Quando o percurso discursivo atinge este ponto é tentador cair num moralismo rasteiro e vociferar contra a velhacaria do nosso sistema de planeamento. Por mim, espero sinceramente escapar a essa tentação, tal como espero que este blog não sirva de atractor a lamentações dessa natureza. Como antídoto ao moralismo lamechas que tantas vezes tolda a nossa capacidade crítica, invoco aqui o mito da Torre de Babel, tal como relatado em na Bíblia, no décimo primeiro capítulo do Livro do Génesis:

1 Em toda a Terra, havia somente uma língua, e empregavam-se as mesmas palavras.
2 Emigrando do oriente, os homens encontraram uma planície na terra de Chinear e nela se fixaram. 3 Disseram uns para os outros: «Vamos fazer tijolos, e cozamo-los ao fogo.» Utilizaram o tijolo em vez da pedra, e o betume serviu-lhes de argamassa. 4 Depois disseram: «Vamos construir uma cidade e uma torre, cujo cimo atinja os céus. Assim, havemos de tornar-nos famosos para evitar que nos dispersemos por toda a superfície da Terra.»
5 O SENHOR, porém, desceu, a fim de ver a cidade e a torre que os homens estavam a edificar. 6 E o SENHOR disse: «Eles constituem apenas um povo e falam uma única língua. Se principiaram desta maneira, coisa nenhuma os impedirá, de futuro, de realizarem todos os seus projectos. 7 Vamos, pois, descer e confundir de tal modo a linguagem deles que não consigam compreender-se uns aos outros.»
8 E o SENHOR dispersou-os dali por toda a superfície da Terra, e suspenderam a construção da cidade. 9 Por isso, lhe foi dado o nome de Babel, visto ter sido lá que o SENHOR confundiu a linguagem de todos os habitantes da Terra, e foi também dali que o SENHOR os dispersou por toda a Terra.

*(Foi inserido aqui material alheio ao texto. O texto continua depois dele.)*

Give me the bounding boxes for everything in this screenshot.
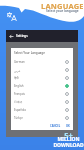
staticText: Français xyxy=(14,92,25,96)
staticText: 日本語 xyxy=(14,100,23,104)
button[interactable]: 日本語 xyxy=(14,98,69,106)
staticText: Española xyxy=(14,108,26,112)
button[interactable]: عربي xyxy=(14,66,69,74)
staticText: Türkçe xyxy=(14,116,23,120)
staticText: DOWNLOAD xyxy=(53,142,84,149)
staticText: Settings xyxy=(16,34,28,38)
button[interactable]: OK xyxy=(66,124,70,128)
button[interactable]: Türkçe xyxy=(14,114,69,122)
staticText: German xyxy=(14,60,25,64)
staticText: LANGUAGE xyxy=(41,1,84,11)
button[interactable]: CANCEL xyxy=(50,124,61,128)
button[interactable]: हिंदी xyxy=(14,74,69,82)
staticText: हिंदी xyxy=(14,76,19,80)
staticText: عربي xyxy=(14,69,21,72)
button[interactable]: Española xyxy=(14,106,69,114)
button[interactable]: Français xyxy=(14,90,69,98)
staticText: MILLION xyxy=(57,136,80,143)
staticText: Select Your Language xyxy=(14,51,45,55)
staticText: Select your language xyxy=(46,9,79,13)
button[interactable]: Back xyxy=(9,34,14,39)
button[interactable]: Translate xyxy=(7,11,17,21)
button[interactable]: German xyxy=(14,58,69,66)
button[interactable]: English xyxy=(14,82,69,90)
staticText: English xyxy=(14,84,24,88)
staticText: 5+ xyxy=(64,130,73,140)
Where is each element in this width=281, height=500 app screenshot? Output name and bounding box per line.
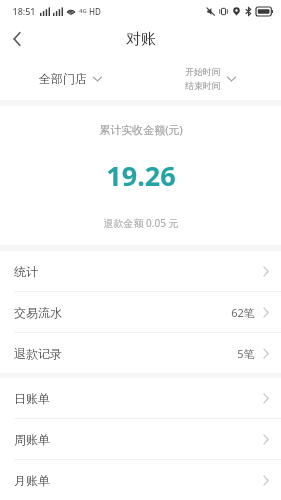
button[interactable]: 开始时间 bbox=[177, 62, 244, 95]
staticText: 月账单 bbox=[14, 473, 50, 488]
staticText: 开始时间 bbox=[185, 66, 221, 77]
staticText: HD bbox=[89, 6, 101, 17]
button[interactable]: 周账单 bbox=[0, 419, 281, 459]
staticText: 62笔 bbox=[231, 305, 255, 320]
staticText: 18:51 bbox=[12, 5, 36, 17]
staticText: 对账 bbox=[126, 30, 156, 49]
staticText: 统计 bbox=[14, 264, 38, 279]
staticText: 退款金额 0.05 元 bbox=[103, 216, 179, 230]
staticText: 交易流水 bbox=[14, 305, 62, 320]
button[interactable]: 统计 bbox=[0, 251, 281, 291]
button[interactable]: 交易流水 bbox=[0, 292, 281, 332]
staticText: 累计实收金额(元) bbox=[99, 122, 183, 137]
staticText: 全部门店 bbox=[39, 71, 87, 86]
staticText: 周账单 bbox=[14, 432, 50, 447]
staticText: 日账单 bbox=[14, 391, 50, 406]
staticText: 5笔 bbox=[237, 346, 255, 361]
button[interactable]: 退款记录 bbox=[0, 333, 281, 373]
staticText: 结束时间 bbox=[185, 80, 221, 91]
button[interactable]: 全部门店 bbox=[31, 65, 110, 92]
button[interactable]: 日账单 bbox=[0, 378, 281, 418]
staticText: 退款记录 bbox=[14, 346, 62, 361]
staticText: 19.26 bbox=[106, 157, 176, 194]
staticText: 4G bbox=[79, 7, 87, 15]
button[interactable]: 月账单 bbox=[0, 460, 281, 500]
button[interactable]: Back bbox=[0, 22, 34, 56]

Pieter Bruegel, o Velho, Torre de Babel, 1563
Kunsthistorisches Museum, Viena

Na interpretação vulgar deste mito é comum acentuar o carácter negativo de Babel, encarada como símbolo da soberba humana. De acordo com esta leitura, a diferenciação da “língua única” tem o amargo sabor de um castigo divino e é a prova de que estamos definitivamente fora do espaço e do tempo paradisíacos, outrora usufruídos no Jardim do Éden... Ora bem, a leitura corrente passa ao lado de um aspecto essencial: se com a expulsão do Paraíso, o par humano perdeu a imortalidade mas ganhou a liberdade, com a suspensão da Torre de Babel, a comunidade humana perdeu a unicidade e, por isso mesmo, ganhou a consciência da importância da solidariedade que deve existir tanto entre os homens, como entre as nações. Pois só aspira à reunião quem se encontra separado.

O paralelismo e a complementaridade entre os dois mitos podem ser sintetizados na ideia de que só são verdadeiramente livres aqueles que são incondicionalmente solidários com os seus semelhantes. Se assim é, a expulsão do Éden e a dispersão a partir de Babel não devem ser encaradas como situações puramente negativas, mas antes como o prenúncio de algo positivo. Nos momentos críticos é necessário tomar consciência dos limites acanhados do passado se quisermos evoluir para um futuro mais completo e universal.

Sem Babel e sem a confusão das línguas a palavra seria plana, sem elevação, a música seria monocórdica, sem harmonia, e a poesia pura e simplesmente não existiria... Sem Babel e a sua confusão faltaria o impulso para o ordenamento racional da cidade. E sem esse impulso, os gregos não teriam sido levados a impor à “palavra”, logos (λόγος), o sentido de “razão”, um passo essencial para contrariar a ruína anunciada da cidade dos homens ou, dito de outra forma, um passo essencial para construir a cidade democrática e solidária.

A cidade governada por uma razão promotora da solidariedade entre os cidadãos parece ser uma utopia inatingível. Mas, à luz do mito de Babel, mesmo correndo o risco de iniciar uma obra destinada a ser interrompida, não devemos desistir dessa utopia. A catástrofe final não é garantida pois, como nos assegura Pedro Calderón de la Barca, no siempre lo peor es cierto.